RC: W8 D4 — Triggering compaction | Software under the hood

RC: W8 D4 — Triggering compaction

April 4, 2024

I am now able to compact a full level of SSTables into the next level. The remaining question is: when should we trigger compaction ?

As far as I know, the answer to this question was first given in the original LSM-tree paper. This paper introduced the concept of LSM-trees as an alternative to traditional B-trees for environments with large volumes of write operations. The main goal of LSM-trees that is highlighted in the paper is to reduce the disk I/O required for large volumes of insert operations.

Naturally thus, when talking about compaction (which they refer to as “rolling merge processes” in the paper), the focus is put on minimizing the I/O rate (i.e. the I/O operations used either for reading from disk to memory or for writing merged pages to disk). SSTables are distributed over multiple levels of the LSM-tree (labeled 0 to K) and, to define the optimal parameters, the authors of the paper define what they call the “size ratio between adjacent pairs of components”. This size ratio corresponds to the ratio of the total size (in bytes) of all SSTables on a given level over that of the previous one:

\[r_i = {S_{i+1} \over S_{i}}\]

They demonstrate that the I/O rate is minimized when the ratios for all levels are all equal to a common value \(r\). For anybody interested to understand why that is, they provide a proof for this right after the stated theorem (theorem 3.1 in the paper).

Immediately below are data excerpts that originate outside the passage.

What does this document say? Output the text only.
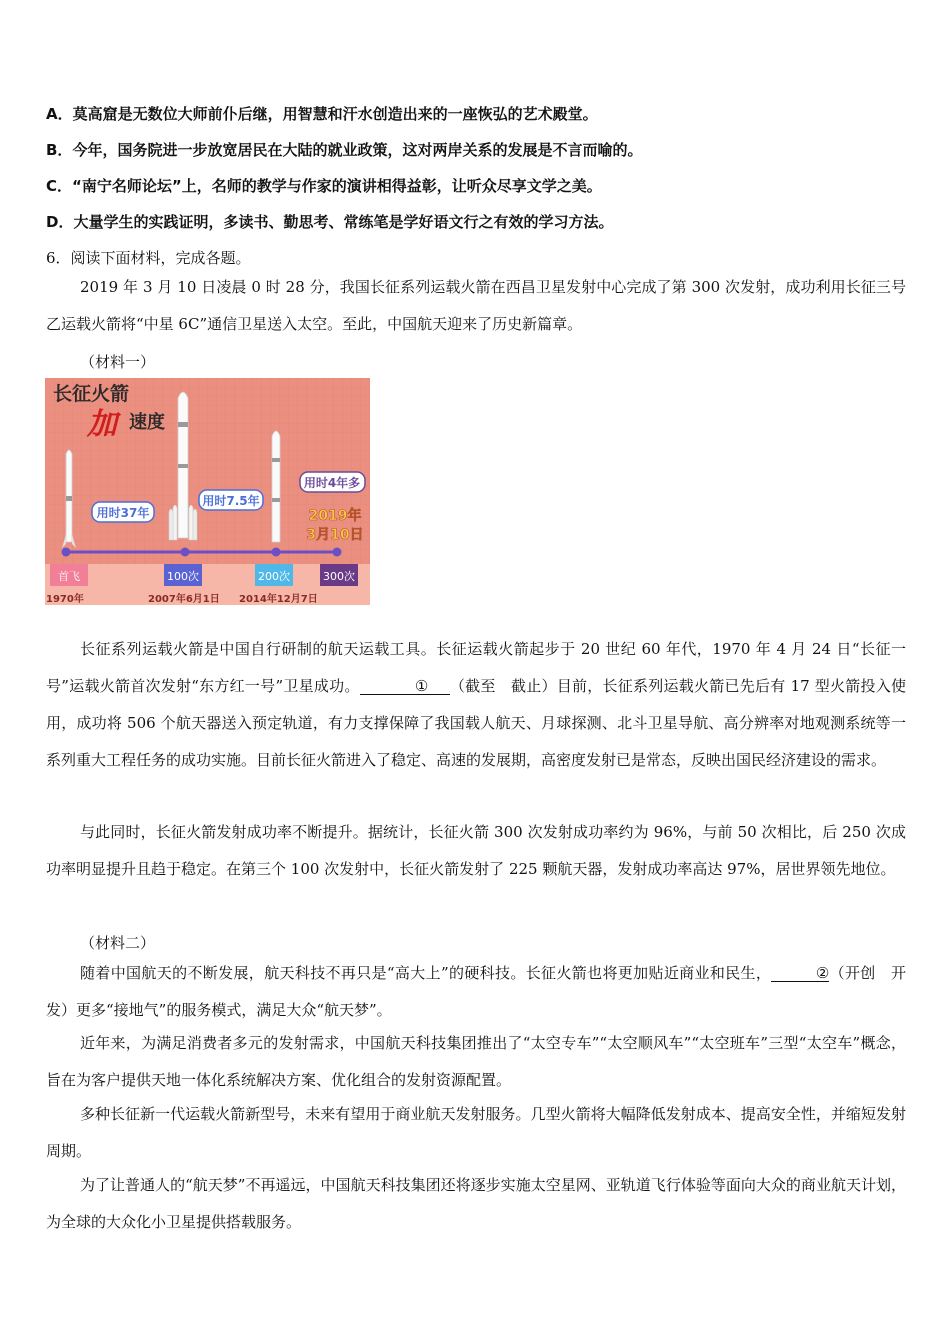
A．莫高窟是无数位大师前仆后继，用智慧和汗水创造出来的一座恢弘的艺术殿堂。
B．今年，国务院进一步放宽居民在大陆的就业政策，这对两岸关系的发展是不言而喻的。
C．“南宁名师论坛”上，名师的教学与作家的演讲相得益彰，让听众尽享文学之美。
D．大量学生的实践证明，多读书、勤思考、常练笔是学好语文行之有效的学习方法。
6．阅读下面材料，完成各题。
2019 年 3 月 10 日凌晨 0 时 28 分，我国长征系列运载火箭在西昌卫星发射中心完成了第 300 次发射，成功利用长征三号乙运载火箭将“中星 6C”通信卫星送入太空。至此，中国航天迎来了历史新篇章。
（材料一）
长征火箭
加 速度
用时37年
用时7.5年
用时4年多
2019年
3月10日
首飞	100次	200次	300次
1970年	2007年6月1日 2014年12月7日
长征系列运载火箭是中国自行研制的航天运载工具。长征运载火箭起步于 20 世纪 60 年代，1970 年 4 月 24 日“长征一号”运载火箭首次发射“东方红一号”卫星成功。	① （截至　截止）目前，长征系列运载火箭已先后有 17 型火箭投入使用，成功将 506 个航天器送入预定轨道，有力支撑保障了我国载人航天、月球探测、北斗卫星导航、高分辨率对地观测系统等一系列重大工程任务的成功实施。目前长征火箭进入了稳定、高速的发展期，高密度发射已是常态，反映出国民经济建设的需求。
与此同时，长征火箭发射成功率不断提升。据统计，长征火箭 300 次发射成功率约为 96%，与前 50 次相比，后 250 次成功率明显提升且趋于稳定。在第三个 100 次发射中，长征火箭发射了 225 颗航天器，发射成功率高达 97%，居世界领先地位。
（材料二）
随着中国航天的不断发展，航天科技不再只是“高大上”的硬科技。长征火箭也将更加贴近商业和民生，	②（开创　开发）更多“接地气”的服务模式，满足大众“航天梦”。
近年来，为满足消费者多元的发射需求，中国航天科技集团推出了“太空专车”“太空顺风车”“太空班车”三型“太空车”概念，旨在为客户提供天地一体化系统解决方案、优化组合的发射资源配置。
多种长征新一代运载火箭新型号，未来有望用于商业航天发射服务。几型火箭将大幅降低发射成本、提高安全性，并缩短发射周期。
为了让普通人的“航天梦”不再遥远，中国航天科技集团还将逐步实施太空星网、亚轨道飞行体验等面向大众的商业航天计划，为全球的大众化小卫星提供搭载服务。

Nevertheless, we can get an intuition as to why that is true:

A smaller \(r_i\) means that two adjacent levels are closer in size, which leads to more frequent merges. More frequent merges (i.e. more compaction processes) induces a higher write amplification and thus more I/O operations.
A higher \(r_i\) means that level \(i + 1\) is much bigger than level \(i\). Therefore, when compaction is triggered at this level, the volume of data to merge is big, thus resulting in both increased disk reads (to get all the data that needs to be merged) and increased disk writes (to write that data back onto disk). Also, since more data accumulates to that level, compaction will be triggered less frequently, thus possibly leading to long periods without any compaction interspaced with bursts of I/O operations.

Thus, to minimize the number of I/O operations, the optimal solution is to have a constant \(r\) value across all levels.

From what I have read, the typical value usually selected for this common \(r\) revolves around 10-20 (i.e. each level has 10 to 20 times the capacity of the previous level). Once this initial value is set, read and write amplification can be monitored (for example, RocksDB provide a bunch of statistics on compaction) and the value for \(r\) can be fine-tuned depending on how the system fares under the workload it is experiencing.

Whenever a level reaches a size that is \(r\) times bigger than that of the previous one, compaction is triggered for that level.